CMS Introduces New Approach to Medicaid Block Grants

States would be able to convert part of their Medicaid programs into block grants under a new program introduced by the federal government.

The program, which the Centers for Medicare & Medicaid Services calls “Healthy Adult Opportunity,” would encompass services only for adults under the age of 65 who are not eligible for Medicaid because of disability or the need for long-term care, services, and supports and who are not otherwise eligible for the pre-Affordable Care Act Medicaid program.

Under the program, states can develop either a total expenses model or per enrollee model for their block grants and would have expanded opportunities to introduce co-pays and deductibles, impose work requirements, expand eligibility criteria, and waive retroactive coverage and hospital presumptive eligibility requirements.  To save on the cost of prescription drugs, they would be empowered to implement limited drug formularies.

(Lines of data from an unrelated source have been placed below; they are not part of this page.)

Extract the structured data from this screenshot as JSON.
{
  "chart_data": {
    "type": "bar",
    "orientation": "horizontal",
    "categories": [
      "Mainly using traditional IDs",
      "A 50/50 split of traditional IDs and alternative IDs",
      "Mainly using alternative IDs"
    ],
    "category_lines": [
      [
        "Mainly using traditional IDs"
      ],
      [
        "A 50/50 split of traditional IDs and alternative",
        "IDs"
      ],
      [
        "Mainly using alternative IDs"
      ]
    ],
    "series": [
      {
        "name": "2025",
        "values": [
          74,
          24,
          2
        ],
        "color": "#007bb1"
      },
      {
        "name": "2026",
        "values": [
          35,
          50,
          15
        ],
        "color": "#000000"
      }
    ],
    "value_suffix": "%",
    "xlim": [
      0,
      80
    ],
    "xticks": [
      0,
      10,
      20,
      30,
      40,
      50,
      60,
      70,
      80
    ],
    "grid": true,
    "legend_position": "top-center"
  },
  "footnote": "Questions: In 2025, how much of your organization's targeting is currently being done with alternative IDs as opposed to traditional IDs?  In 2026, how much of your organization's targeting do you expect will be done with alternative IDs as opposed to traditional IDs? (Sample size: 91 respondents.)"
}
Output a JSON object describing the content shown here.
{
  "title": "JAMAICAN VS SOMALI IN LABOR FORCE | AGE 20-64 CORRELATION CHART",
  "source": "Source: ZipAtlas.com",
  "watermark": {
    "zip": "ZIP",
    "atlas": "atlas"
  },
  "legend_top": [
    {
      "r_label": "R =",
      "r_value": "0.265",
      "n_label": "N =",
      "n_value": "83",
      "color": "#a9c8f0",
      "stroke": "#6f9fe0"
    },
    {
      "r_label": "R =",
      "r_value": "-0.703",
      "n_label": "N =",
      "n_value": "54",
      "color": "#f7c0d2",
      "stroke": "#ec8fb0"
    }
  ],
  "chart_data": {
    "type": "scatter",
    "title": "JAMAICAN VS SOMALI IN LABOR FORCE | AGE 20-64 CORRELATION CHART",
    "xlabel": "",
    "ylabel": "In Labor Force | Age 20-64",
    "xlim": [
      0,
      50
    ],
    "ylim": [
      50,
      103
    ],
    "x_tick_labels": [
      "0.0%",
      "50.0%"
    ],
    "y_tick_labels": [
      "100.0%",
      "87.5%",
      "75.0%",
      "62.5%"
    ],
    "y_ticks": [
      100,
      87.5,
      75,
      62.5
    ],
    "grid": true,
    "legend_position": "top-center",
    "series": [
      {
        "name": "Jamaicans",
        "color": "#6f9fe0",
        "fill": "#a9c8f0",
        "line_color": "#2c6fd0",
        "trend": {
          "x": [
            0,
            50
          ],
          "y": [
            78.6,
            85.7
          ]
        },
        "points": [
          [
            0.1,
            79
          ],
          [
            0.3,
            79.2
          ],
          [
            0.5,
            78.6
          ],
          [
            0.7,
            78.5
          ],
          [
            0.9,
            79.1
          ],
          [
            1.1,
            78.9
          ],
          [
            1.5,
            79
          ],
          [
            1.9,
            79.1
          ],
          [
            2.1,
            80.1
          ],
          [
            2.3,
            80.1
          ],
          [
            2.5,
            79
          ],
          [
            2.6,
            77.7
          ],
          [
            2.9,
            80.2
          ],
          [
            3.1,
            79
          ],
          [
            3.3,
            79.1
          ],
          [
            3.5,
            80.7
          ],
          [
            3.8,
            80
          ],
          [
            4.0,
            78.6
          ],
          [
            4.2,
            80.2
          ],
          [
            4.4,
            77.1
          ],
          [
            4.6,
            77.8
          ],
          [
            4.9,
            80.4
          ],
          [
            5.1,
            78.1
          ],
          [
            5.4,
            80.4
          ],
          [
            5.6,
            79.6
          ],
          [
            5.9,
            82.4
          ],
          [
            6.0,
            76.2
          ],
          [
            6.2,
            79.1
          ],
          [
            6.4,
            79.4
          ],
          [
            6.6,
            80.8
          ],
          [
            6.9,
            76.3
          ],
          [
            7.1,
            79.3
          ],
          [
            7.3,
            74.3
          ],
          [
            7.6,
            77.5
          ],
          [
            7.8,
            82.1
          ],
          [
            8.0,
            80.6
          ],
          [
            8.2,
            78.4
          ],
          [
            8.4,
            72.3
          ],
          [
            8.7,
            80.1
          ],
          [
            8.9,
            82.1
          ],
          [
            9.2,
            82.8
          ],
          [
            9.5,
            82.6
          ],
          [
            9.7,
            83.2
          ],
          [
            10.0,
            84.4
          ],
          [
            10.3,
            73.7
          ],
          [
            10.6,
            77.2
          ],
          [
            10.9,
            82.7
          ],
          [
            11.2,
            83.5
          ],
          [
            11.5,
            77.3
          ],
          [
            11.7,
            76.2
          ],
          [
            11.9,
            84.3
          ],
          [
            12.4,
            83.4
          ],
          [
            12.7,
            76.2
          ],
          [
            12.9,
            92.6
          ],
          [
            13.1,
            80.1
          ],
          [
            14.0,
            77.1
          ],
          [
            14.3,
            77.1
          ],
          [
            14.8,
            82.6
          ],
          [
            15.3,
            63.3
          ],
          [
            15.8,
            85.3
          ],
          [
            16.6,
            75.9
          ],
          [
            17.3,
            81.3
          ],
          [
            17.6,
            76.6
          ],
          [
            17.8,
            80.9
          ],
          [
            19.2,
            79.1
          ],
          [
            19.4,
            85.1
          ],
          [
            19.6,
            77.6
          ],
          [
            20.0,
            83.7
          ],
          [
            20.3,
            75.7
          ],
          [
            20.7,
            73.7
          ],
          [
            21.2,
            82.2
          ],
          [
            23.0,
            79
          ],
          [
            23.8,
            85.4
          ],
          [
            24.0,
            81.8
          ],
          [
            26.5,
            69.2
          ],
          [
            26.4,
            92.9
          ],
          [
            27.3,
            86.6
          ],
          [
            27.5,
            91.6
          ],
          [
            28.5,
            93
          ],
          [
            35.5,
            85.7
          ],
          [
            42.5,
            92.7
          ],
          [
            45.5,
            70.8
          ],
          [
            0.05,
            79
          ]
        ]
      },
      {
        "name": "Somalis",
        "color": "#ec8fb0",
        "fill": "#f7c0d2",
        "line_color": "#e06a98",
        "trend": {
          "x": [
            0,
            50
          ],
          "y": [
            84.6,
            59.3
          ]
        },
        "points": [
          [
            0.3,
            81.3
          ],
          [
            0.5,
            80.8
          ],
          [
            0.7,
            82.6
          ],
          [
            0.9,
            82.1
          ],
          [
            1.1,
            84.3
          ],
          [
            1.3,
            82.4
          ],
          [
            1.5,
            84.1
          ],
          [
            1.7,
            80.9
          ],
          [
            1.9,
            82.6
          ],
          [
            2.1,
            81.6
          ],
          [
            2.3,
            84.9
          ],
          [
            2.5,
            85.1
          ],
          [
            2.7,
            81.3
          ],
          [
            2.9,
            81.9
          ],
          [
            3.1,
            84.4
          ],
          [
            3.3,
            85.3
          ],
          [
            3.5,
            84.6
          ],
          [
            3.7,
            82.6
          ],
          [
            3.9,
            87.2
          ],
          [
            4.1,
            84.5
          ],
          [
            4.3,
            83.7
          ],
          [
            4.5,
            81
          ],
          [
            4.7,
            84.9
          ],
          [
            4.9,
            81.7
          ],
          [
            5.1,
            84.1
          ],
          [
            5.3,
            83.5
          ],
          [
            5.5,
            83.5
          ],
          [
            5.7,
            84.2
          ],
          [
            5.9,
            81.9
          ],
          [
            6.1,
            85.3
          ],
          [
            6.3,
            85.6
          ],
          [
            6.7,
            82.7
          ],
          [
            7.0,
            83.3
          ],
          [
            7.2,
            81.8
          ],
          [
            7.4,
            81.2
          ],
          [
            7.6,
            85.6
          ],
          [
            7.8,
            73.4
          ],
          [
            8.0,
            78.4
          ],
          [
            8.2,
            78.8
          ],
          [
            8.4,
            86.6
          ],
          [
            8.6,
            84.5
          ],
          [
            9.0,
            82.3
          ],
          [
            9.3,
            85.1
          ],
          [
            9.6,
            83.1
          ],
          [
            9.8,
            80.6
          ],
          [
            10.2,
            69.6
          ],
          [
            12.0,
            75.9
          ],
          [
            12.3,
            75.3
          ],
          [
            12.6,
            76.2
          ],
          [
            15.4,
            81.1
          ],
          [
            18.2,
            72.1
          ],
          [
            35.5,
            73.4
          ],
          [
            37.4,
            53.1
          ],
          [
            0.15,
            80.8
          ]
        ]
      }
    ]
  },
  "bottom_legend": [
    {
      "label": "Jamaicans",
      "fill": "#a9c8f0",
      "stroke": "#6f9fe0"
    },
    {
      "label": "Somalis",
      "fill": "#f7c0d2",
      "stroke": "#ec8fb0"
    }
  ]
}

The new program appears to be targeting states that did not expand their Medicaid programs under the Affordable Care Act.  It also appears to be CMS’s attempt to introduce the block grant concept in a limited way in the hope that it will be successful and lead to demand to expand block grants to the entire Medicaid program and not just the Medicaid expansion population.

In the past NASH has viewed Medicaid block grants with a degree of skepticism, maintaining that its possible support or opposition to them would be based on how a block grant program is structured and how new block grants might affect the ability of private safety-net hospitals to serve their communities.